Ce sermon vous arrive tard et je vous prie de m’en excuser. Profitez du carême pour bien découvrir et pratiquer ces réalités essentielles et pourtant bien négligées que sont la contrition et la réparation.
On comprend que saint Thomas traite un peu longuement de la pénitence.

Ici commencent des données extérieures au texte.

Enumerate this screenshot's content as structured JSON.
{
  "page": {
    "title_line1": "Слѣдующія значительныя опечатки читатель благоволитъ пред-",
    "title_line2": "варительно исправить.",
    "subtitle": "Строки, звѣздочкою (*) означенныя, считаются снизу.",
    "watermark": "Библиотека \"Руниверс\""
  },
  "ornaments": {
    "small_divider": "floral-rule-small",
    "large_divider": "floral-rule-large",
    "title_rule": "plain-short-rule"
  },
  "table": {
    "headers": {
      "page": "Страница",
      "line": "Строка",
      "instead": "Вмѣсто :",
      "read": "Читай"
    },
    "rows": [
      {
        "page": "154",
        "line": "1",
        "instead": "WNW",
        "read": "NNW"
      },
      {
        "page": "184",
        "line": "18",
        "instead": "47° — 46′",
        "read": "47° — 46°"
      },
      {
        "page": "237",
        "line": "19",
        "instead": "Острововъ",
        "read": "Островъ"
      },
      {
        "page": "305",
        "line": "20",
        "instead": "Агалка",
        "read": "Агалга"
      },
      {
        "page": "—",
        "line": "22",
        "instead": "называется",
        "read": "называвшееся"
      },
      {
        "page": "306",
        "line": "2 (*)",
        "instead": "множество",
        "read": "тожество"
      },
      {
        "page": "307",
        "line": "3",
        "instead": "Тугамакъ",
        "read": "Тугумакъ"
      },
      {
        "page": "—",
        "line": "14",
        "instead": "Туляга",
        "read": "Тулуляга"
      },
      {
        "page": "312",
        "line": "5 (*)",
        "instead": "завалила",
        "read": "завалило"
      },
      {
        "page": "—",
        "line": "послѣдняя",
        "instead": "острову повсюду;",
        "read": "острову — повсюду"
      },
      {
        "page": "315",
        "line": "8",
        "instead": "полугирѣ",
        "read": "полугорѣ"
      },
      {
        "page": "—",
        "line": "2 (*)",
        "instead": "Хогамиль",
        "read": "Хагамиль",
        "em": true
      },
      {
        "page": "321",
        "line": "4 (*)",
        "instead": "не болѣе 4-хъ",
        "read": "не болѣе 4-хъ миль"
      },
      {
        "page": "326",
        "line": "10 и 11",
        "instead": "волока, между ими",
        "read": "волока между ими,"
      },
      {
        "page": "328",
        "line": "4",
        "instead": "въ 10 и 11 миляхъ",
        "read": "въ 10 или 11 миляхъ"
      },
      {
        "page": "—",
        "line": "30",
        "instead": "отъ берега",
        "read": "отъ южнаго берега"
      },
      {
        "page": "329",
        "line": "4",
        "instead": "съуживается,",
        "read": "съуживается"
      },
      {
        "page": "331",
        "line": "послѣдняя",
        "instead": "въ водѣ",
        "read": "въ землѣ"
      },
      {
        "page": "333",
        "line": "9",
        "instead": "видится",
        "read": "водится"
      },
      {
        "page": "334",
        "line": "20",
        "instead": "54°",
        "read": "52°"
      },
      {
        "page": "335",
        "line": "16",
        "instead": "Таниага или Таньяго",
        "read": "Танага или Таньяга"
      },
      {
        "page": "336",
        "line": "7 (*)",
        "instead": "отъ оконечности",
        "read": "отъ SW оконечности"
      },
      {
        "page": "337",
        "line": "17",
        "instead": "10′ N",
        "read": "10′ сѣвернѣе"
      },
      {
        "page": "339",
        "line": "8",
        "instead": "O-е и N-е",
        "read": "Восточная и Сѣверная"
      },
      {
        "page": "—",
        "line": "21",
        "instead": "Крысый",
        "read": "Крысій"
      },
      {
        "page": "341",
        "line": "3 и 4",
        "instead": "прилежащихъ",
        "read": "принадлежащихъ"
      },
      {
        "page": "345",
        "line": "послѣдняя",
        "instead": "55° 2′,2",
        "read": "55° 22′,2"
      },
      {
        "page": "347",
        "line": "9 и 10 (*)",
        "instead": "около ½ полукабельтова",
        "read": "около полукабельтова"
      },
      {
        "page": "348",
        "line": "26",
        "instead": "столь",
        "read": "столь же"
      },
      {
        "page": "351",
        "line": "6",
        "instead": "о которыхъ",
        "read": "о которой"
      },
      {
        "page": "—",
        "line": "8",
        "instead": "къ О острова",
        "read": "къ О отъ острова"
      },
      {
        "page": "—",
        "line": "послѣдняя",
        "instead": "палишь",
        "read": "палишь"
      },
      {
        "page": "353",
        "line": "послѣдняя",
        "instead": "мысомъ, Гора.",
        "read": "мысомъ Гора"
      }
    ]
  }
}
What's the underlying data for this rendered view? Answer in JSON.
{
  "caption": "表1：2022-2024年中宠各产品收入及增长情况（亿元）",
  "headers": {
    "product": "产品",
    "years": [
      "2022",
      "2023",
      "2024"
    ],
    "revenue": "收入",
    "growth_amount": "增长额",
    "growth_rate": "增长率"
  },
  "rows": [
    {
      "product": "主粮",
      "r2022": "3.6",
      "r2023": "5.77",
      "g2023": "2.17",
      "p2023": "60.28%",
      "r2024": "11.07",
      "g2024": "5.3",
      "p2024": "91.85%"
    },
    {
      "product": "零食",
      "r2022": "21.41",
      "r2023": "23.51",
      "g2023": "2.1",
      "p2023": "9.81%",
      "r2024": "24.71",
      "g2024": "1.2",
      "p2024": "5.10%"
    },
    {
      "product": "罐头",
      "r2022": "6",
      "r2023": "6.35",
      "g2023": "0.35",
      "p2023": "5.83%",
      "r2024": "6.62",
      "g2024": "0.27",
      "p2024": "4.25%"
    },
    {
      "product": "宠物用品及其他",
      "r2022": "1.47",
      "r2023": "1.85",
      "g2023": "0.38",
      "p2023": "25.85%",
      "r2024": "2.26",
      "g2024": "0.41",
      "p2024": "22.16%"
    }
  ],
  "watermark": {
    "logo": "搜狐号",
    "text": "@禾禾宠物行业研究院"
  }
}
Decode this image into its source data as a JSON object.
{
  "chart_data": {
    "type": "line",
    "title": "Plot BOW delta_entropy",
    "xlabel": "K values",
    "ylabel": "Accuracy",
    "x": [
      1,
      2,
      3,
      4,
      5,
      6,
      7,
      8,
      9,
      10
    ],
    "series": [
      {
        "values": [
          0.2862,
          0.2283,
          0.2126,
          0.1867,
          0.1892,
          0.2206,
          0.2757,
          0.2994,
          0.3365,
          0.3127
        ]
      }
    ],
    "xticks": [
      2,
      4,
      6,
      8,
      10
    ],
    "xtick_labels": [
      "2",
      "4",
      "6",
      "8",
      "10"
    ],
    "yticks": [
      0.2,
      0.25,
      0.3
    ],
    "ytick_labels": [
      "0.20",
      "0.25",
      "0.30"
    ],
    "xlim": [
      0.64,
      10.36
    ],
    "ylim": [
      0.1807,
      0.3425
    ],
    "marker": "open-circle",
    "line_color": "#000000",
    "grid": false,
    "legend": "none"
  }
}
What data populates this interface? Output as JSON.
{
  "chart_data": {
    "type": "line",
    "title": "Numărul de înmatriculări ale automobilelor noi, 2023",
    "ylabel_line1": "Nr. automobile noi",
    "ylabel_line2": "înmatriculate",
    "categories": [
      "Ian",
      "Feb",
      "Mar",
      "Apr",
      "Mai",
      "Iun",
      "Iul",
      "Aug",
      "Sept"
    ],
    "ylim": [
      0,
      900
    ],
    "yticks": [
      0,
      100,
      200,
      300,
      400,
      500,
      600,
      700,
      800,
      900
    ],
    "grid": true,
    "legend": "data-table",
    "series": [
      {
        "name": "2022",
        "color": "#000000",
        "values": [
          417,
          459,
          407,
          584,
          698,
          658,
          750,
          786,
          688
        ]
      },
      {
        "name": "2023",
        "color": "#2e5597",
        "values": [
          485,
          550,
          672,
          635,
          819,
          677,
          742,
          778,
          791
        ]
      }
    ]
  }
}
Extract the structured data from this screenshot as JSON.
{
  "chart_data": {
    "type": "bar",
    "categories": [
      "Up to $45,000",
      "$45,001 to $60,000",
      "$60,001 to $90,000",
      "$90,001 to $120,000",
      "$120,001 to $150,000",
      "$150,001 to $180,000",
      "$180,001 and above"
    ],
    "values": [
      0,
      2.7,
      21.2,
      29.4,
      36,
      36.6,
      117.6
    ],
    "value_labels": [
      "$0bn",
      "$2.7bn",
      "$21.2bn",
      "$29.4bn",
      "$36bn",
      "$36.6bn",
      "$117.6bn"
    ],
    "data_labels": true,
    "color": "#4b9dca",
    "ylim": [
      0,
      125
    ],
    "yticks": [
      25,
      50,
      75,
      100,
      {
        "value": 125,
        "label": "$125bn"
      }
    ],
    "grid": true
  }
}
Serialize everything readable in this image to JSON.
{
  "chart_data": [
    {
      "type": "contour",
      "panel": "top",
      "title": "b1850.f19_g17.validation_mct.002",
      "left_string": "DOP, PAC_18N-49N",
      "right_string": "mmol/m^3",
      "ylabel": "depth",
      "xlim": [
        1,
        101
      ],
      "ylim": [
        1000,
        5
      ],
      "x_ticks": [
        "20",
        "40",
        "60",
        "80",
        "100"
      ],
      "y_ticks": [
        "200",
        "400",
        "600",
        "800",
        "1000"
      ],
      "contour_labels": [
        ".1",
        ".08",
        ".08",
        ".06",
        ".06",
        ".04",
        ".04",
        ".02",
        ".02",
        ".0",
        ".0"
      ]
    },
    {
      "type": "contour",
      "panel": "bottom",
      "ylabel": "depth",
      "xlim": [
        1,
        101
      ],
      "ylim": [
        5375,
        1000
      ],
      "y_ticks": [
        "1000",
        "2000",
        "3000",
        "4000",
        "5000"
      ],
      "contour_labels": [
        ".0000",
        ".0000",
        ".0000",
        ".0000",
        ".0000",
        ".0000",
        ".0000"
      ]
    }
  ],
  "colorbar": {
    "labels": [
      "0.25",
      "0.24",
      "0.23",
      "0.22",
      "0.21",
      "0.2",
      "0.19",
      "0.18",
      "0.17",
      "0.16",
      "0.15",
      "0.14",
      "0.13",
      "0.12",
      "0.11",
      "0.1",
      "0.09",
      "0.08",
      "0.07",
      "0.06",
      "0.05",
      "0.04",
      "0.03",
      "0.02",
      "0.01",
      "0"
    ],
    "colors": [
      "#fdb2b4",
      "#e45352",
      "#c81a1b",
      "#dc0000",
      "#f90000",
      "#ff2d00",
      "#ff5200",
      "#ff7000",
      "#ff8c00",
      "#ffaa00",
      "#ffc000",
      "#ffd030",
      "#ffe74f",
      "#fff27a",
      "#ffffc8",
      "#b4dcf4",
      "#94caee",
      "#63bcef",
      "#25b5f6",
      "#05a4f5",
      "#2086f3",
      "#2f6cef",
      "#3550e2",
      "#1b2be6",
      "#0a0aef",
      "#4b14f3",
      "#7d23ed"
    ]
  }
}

Nous avons par elle une si belle occasion de coopérer avec Dieu au développement de notre vie divine ! Rappelez-vous que Dieu ne permet un mal que pour un plus grand bien, et qu’il ne permet le péché que pour communiquer une vie chrétienne encore plus belle dans la pénitence, comme il le fit pour sainte Marie-Madeleine.
Je me suis laissé entraîné par mon sujet et je vous conseille de couper en deux mon sermon.
« Parce que “nous péchons tous en bien des choses”, chacun doit avoir devant les yeux non seulement la miséricorde et la bonté [de Dieu], mais aussi la sévérité et le jugement, et l’on ne doit pas se juger soi-même, même si on n’est conscient d’aucune faute. Car toute la vie des hommes doit être examinée et jugée non pas par un jugement d’homme, mais par celui de Dieu “qui éclairera les secrets des ténèbres et rendra manifestes les secrets des cœurs ; et alors chacun recevra de Dieu la louange qui lui revient”, lui qui, comme il est écrit, “rendra à chacun selon ses œuvres”. »
Afin que vous compreniez bien la pénitence qui sera l’objet du prochain sermon, il m’a paru nécessaire de vous exposer la doctrine de la justification qui est sans doute encore plus contredite et méprisée aujourd’hui qu’à l’époque de Luther.